Procédure devant la cour :
Par une requête enregistrée le 1er février 2017, M.C..., représenté par Me B..., demande à la cour :
1°) d'annuler ce jugement du 3 novembre 2016 du tribunal administratif de Bordeaux ;
2°) d'annuler l'arrêté du préfet de la Gironde du 9 mars 2016 ;
3°) d'enjoindre au préfet de la Gironde de lui délivrer un titre de séjour vie privée et familiale, sous astreinte de 100 euros par jour de retard, dans le délai de quinze jours à compter de la notification de l'arrêt à intervenir ;
4°) de mettre à la charge de l'Etat le versement au profit de son conseil d'une somme de 1 500 euros, en application des dispositions de l'alinéa 2 de l'article 37 de la loi sur l'aide juridique.
Il soutient que :
- l'avis médical du 1er décembre 2015, après avoir indiqué qu'il est de nationalité indéterminée, conclut qu'il existe un traitement approprié dans son pays d'origine et qu'au vu des éléments du dossier, l'état de la personne lui permettait de voyager sans risque vers le pays d'origine ; cet avis méconnaît ainsi les dispositions de l'arrêté du 9 novembre 2011 et de l'article R. 313-22 du code de l'entrée et du séjour des étrangers et du droit d'asile (CESEDA) ;
- le préfet s'est abstenu de se livrer à l'examen particulier de sa situation personnelle et s'est estimé lié par l'avis du médecin de l'agence régionale de santé ;
- la décision de refus de titre de séjour et l'obligation de quitter le territoire français ont porté à son droit au respect de sa vie privée et familiale une atteinte disproportionnée, en méconnaissance des stipulations de l'article 8 de la convention européenne de sauvegarde des droits de l'homme et des libertés fondamentales ;
- ces décisions sont entachées d'une erreur manifeste dans l'appréciation de sa situation personnelle et familiale ;
- la décision de refus de séjour méconnaît les dispositions des articles L. 313-11, 7° et L. 313-14 du code de l'entrée et du séjour des étrangers et du droit d'asile ;
- l'obligation de quitter le territoire français est privée de base légale ;
- cette décision viole les dispositions de l'article L. 511-4, 10° du CESEDA ;
- la décision fixant le pays de renvoi est insuffisamment motivée ; le préfet n'a pas procédé à un examen particulier de sa situation personnelle ;
- cette décision méconnaît l'article L. 513-2 du CESEDA.

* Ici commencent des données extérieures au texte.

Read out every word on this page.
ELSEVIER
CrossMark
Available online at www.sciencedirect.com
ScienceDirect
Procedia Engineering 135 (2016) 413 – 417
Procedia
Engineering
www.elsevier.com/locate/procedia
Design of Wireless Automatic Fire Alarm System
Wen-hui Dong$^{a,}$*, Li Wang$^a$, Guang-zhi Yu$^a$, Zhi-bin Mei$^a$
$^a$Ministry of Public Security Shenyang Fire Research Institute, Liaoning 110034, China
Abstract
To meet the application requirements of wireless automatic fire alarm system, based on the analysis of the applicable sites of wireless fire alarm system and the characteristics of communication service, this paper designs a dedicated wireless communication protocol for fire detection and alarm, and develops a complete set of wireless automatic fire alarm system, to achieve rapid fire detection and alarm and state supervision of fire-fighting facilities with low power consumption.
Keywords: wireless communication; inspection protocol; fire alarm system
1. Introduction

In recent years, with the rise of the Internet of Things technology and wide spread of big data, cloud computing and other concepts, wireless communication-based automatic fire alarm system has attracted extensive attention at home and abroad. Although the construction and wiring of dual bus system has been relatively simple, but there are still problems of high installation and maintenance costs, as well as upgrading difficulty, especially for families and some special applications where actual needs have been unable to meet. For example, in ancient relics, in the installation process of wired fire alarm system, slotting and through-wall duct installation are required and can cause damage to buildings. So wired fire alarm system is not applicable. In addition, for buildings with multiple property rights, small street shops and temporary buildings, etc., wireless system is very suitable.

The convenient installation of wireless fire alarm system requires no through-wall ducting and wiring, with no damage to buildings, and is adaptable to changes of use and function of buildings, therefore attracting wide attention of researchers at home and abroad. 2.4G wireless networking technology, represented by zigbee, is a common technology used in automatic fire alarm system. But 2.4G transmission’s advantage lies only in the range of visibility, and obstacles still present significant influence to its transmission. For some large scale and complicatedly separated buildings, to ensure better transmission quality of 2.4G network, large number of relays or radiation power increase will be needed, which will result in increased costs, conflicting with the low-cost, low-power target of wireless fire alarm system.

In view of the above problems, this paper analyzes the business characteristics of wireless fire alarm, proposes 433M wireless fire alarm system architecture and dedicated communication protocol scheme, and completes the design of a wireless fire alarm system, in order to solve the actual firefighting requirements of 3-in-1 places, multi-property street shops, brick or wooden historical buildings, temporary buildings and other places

Par un mémoire en défense, enregistré le 17 mars 2017, le préfet de la Gironde conclut au rejet de la requête de M. C...en s'en rapportant à ses écritures de première instance.
Par ordonnance du 21 février 2017, la clôture de l'instruction a été fixée au 20 mars 2017 à 12 heures.
M. C...a été admis au bénéfice de l'aide juridictionnelle totale par une décision du 13 décembre 2016.
Vu les autres pièces du dossier.
Vu :
- la convention européenne de sauvegarde des droits de l'homme et des libertés fondamentales ;
- le code de l'entrée et du séjour des étrangers et du droit d'asile ;
- le code des relations entre le public et l'administration ;
- la loi n° 91-647 du 10 juillet 1991 ;
- l'arrêté du 9 novembre 2011 relatif aux conditions d'établissement et de transmission des avis rendus par les agences régionales de santé en application de l'article R. 313-22 du code de l'entrée et du séjour des étrangers et du droit d'asile en vue de la délivrance d'un titre de séjour pour raison de santé ;
- le code de justice administrative.
Le président de la formation de jugement a dispensé le rapporteur public, sur sa proposition, de prononcer des conclusions à l'audience.
Les parties ont été régulièrement averties du jour de l'audience.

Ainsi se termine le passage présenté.